Сразу оба занервничали и закурили – дядя папиросу, а Государь – через свой коленчатый пенково-янтарный мундштучок.

Сердце Государя сжалось тоскливым предчувствием: что Николай Михайлович сейчас ударит в ту же болевую точку, в которую уже нажала Мама. Да, так и случилось. И дядя даже сослался, что к этому разговору он вдохновлён и поддержан – Мама и двумя сестрами Государя. (И – сестрами? Они-то зачем?…) Он осмелился заговорить прямо о государыне и прямо о Распутине. По его мнению, они и были корнем зла. Корнем зла было то, что обществу стал известен прежде скрытый метод назначения министров, а именно – через Распутина. Чтобы стать русским министром – надо понравиться мужику Распутину.

Николай Михайлович так нервничал, что у него всё время гасла папироса. Он не успевал найти теряемые спички, как Государь приближался и услужливо подавал ему прикурить от зажигалки. По внешнему виду Государя не было заметно никакого движения чувства.
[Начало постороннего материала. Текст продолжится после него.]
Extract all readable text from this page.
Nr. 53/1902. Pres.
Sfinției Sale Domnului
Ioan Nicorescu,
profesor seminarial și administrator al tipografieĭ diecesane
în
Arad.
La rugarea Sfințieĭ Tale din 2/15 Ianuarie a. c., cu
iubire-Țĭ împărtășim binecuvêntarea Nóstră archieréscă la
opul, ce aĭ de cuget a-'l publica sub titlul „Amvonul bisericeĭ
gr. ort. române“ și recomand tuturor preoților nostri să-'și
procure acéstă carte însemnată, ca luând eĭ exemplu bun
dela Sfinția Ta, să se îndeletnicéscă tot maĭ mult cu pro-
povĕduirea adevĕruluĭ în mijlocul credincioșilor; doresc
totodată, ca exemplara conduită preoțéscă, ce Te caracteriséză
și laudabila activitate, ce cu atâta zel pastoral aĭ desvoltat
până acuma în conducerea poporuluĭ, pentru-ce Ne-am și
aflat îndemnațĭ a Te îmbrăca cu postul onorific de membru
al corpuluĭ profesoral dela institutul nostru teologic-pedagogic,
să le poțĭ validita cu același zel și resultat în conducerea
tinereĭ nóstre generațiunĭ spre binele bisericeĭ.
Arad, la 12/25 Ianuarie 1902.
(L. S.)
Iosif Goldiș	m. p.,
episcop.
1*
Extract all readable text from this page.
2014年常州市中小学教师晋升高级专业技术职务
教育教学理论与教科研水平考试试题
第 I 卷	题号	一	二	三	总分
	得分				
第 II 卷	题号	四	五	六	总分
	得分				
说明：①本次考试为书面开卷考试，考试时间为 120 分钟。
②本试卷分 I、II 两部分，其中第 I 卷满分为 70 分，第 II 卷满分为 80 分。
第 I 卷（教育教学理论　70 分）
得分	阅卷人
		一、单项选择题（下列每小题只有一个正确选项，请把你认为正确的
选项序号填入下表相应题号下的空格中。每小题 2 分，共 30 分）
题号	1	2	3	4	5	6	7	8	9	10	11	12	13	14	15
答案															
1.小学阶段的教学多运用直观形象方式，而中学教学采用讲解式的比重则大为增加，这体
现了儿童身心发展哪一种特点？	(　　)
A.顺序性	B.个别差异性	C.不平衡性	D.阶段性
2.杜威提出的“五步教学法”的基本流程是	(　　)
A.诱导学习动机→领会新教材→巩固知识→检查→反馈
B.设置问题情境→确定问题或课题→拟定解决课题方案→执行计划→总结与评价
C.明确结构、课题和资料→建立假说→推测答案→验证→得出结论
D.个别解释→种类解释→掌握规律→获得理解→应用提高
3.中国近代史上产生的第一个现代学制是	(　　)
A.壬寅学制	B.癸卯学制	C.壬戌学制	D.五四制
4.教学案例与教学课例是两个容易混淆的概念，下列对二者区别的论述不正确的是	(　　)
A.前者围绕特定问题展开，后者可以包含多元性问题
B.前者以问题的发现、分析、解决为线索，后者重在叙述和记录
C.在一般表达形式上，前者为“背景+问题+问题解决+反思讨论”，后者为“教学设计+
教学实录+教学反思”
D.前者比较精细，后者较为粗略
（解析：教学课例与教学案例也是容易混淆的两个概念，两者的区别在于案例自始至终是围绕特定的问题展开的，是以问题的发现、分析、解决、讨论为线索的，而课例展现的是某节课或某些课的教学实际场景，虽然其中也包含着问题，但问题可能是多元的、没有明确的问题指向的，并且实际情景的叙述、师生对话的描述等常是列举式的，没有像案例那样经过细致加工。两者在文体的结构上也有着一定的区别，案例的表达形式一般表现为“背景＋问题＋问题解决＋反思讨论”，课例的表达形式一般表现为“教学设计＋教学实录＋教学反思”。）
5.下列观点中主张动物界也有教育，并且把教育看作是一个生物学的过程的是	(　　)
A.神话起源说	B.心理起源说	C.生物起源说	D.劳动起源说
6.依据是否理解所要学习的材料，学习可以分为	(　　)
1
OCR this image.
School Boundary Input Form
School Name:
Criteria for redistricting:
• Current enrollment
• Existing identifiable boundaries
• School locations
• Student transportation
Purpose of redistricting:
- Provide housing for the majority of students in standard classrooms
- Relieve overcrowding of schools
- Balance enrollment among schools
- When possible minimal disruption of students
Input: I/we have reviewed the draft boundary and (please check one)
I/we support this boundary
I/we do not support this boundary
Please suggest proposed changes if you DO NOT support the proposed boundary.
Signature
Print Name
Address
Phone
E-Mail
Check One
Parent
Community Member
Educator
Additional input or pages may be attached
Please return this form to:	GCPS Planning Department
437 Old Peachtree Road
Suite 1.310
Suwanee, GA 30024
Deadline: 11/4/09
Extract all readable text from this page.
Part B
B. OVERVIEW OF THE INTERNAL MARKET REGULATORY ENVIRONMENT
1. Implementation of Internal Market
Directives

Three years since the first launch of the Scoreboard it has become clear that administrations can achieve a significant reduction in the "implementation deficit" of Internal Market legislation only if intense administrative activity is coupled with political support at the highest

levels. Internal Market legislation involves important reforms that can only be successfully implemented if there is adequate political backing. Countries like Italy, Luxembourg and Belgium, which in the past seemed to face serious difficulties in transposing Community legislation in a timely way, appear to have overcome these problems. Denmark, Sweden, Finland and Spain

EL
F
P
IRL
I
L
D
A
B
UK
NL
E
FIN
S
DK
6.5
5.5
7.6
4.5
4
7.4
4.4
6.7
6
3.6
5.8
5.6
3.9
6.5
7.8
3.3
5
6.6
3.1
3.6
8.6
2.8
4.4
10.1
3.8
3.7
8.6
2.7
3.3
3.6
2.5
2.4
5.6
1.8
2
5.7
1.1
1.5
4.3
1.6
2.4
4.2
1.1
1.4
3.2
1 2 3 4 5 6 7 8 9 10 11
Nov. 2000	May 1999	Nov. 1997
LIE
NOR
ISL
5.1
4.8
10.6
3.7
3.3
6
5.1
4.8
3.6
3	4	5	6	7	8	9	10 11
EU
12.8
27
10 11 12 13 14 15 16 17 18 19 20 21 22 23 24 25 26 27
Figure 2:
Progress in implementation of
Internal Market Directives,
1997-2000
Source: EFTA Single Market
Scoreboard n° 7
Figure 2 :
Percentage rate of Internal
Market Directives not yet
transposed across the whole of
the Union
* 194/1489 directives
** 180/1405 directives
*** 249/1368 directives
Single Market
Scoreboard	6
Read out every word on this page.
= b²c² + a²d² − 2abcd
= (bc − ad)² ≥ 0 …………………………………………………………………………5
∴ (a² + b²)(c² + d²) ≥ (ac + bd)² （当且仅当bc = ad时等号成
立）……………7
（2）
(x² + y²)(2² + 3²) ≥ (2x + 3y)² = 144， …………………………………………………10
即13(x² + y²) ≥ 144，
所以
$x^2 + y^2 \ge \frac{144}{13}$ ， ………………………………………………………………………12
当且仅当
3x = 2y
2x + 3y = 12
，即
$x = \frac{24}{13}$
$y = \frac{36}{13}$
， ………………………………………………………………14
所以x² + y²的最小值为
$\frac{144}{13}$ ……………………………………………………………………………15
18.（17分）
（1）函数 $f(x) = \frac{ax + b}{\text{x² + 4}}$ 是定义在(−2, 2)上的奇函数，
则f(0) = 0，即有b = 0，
А чувство было – и очень сжато-больное, чувство уже наболевшего места. Даже отделяя все преувеличения, которые резко нагромождал Николай Михайлович, – нельзя было отделаться, что тут много правды, стеснительно-унизительно.

Но к чему был безукоризненно воспитан и привычен Государь, как к части своего царского ремесла, – это никогда не показывать своих чувств. И он сохранял обезоруживающую любезность.

Николай Михайлович использовал такие выражения как “систематические нашёптывания твоей любимой супруги”, “что исходит из её уст – есть результат ловкой подтасовки”, – но что изменилось бы к лучшему, если бы Государь стал ему возражать? – бесполезно при его предубеждённости и непонимании всех тонкостей человеческих отношений. А властно оборвать? – и вовсе не служит убеждению старшего родственника. Да Николай и стеснялся бы проявить власть.

Итак, Государь всё выслушивал, не возражая, и подавал зажигалку в нужные минуты.

– Ты всегда сказывал, что тебя все кругом обманывают. А почему ты думаешь, что тебя не обманывает супруга, которую в свою очередь обманывают окружающие? Твои самостоятельные первые порывы и решения всегда замечательно верны, – скорее дипломатически льстил, чем так и думал Николай Михайлович. – Но как только появляются другие влияния – ты начинаешь колебаться, и решения уже не те. Если бы тебе удалось устранить это вторгательство тёмных сил – сразу бы началось возрождение России.

Вот в этом Государю позволительно было усумниться. Тёмных, лротиворусских сил он больше видел на стороне Думы и Союзов.

Но вслух не возразил. Да он и не умел вести дискуссий. Он хорошо умел разговаривать только с теми, с кем был согласен. А с остальными немел.

А под возрождением России Николай Михайлович оказывается и понимал: сделать министров ответственными перед Думой.

Не встречая возражений, он возвышал напорность тона. Странно выразился:

– Знай! Ты находишься накануне эры новых волнений! И, скажу больше: накануне эры новых покушений!

От кого-то он этого набрался? слышал? знал?

И, ещё более возбудясь:

– Здесь у тебя есть казаки, и много места в саду. Можешь приказать меня убить и закопать, никто не узнает. Но я должен был тебе это всё сказать.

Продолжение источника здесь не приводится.